The Pacific archipelago was already on edge over fears of a North Korean attack when the phones of residents and tourists blared the alert just after 8:00 am (1800 GMT) on 13 January.

The US emergency management officials later admitted ‘the wrong button was pushed’ during a shift change. It took the officials nearly 40 minutes to issue a corrected message.

David Ige, Governor of Hawaii, said there was no automatic way to cancel the false alarm, meaning it had to be done manually.

Ballistic missile defence capabilities, such as the Patriot system (pictured), are known to be in high demand worldwide. 

Tulsi Gabbard, US Representative of Hawaii, issued her own advisory of the false alarm much earlier after directly checking with civil defence officials.

Gabbard said: ‘It's an epic failure of leadership. It was unacceptable that this went out in the first place, but the fact that it took so long for them to put out that second message, to calm people, to allay their fears that this was a mistake, a false alarm is something that has to be fixed, corrected with people held accountable.’

The alert, which read ‘ballistic missile threat inbound to Hawaii. Seek immediate shelter. This is not a drill," sent people rushing for safety, whether in a bathtub, a basement, a manhole or cowering under mattresses.

Ajit Pai, chairman of the Federal Communications Commission, said: ‘False alerts undermine public confidence in the alerting system and thus reduce their effectiveness during real emergencies.

‘It appears that the government of Hawaii did not have reasonable safeguards or process controls in place to prevent the transmission of a false alert.’

The message came after months of soaring tensions between Washington and Pyongyang, which claimed it had successfully tested ballistic missiles that could deliver atomic warheads to the US, including the Hawaiian island popular with tourists.

Kirstjen Nielsen, US Secretary for Homeland Security, ‘urged people not to draw the wrong conclusion’ from the Hawaii incident.

Nielsen said: ‘I would hate for anybody not to abide by alert warnings coming from government systems. They can trust government systems, we test them every day. This was a very unfortunate mistake, but these alerts are vital; seconds and minutes can save lives.’

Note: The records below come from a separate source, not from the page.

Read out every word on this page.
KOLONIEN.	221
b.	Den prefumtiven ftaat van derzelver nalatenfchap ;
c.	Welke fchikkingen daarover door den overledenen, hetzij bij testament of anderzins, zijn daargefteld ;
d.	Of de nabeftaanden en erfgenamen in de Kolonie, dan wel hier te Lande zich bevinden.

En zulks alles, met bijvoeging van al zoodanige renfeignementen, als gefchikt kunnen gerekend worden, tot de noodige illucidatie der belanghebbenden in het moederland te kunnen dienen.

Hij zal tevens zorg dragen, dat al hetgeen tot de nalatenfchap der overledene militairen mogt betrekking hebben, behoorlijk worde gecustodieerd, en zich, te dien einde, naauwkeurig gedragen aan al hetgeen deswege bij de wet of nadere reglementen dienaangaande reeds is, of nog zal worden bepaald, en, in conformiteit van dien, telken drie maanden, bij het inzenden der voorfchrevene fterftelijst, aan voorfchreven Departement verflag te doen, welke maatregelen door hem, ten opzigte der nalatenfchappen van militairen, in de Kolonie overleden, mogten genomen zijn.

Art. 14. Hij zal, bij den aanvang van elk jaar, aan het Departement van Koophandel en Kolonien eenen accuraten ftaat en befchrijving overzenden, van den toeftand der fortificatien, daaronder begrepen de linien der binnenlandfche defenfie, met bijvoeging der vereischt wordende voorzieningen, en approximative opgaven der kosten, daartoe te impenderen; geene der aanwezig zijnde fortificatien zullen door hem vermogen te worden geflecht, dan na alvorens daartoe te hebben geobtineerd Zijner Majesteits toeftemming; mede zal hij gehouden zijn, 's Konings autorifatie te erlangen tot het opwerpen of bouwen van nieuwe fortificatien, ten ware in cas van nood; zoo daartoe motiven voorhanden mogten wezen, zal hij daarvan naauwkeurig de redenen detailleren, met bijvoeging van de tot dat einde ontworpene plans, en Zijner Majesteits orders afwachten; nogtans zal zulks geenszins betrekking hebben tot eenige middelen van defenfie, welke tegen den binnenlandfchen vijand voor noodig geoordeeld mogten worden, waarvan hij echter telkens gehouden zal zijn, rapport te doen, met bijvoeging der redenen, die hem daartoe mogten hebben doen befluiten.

Nielsen continued that her department is working with state and local authorities ‘to make sure it does not happen again.’

Vern Miyagi, administrator of Hawaii's Emergency Management Agency, has acknowledged that ‘we made a mistake’ for which he apologised.

Miyagi said that a rule has already been put in place ordering that two people be present before the button is pushed to issue an alert. A cancellation message ‘template’ will also be created to avoid a delay.

Ige said: ‘What happened today was totally unacceptable.’

According to Gabbard, the false alarm highlighted a broader issue and the risk of accidental nuclear war.

Gabbard said: ‘We have got to get to the underlying issue here of, why are the people of Hawaii and this country facing a nuclear threat coming from North Korea today?  And what is this President doing urgently to eliminate that threat?’

‘I have been calling on President Trump to directly negotiate with North Korea.’

Donald Trump, President of US, said that he would be willing to speak directly with North Korean leader Kim Jong-Un, with whom he has traded sharp words over Pyongyang's missile and nuclear tests.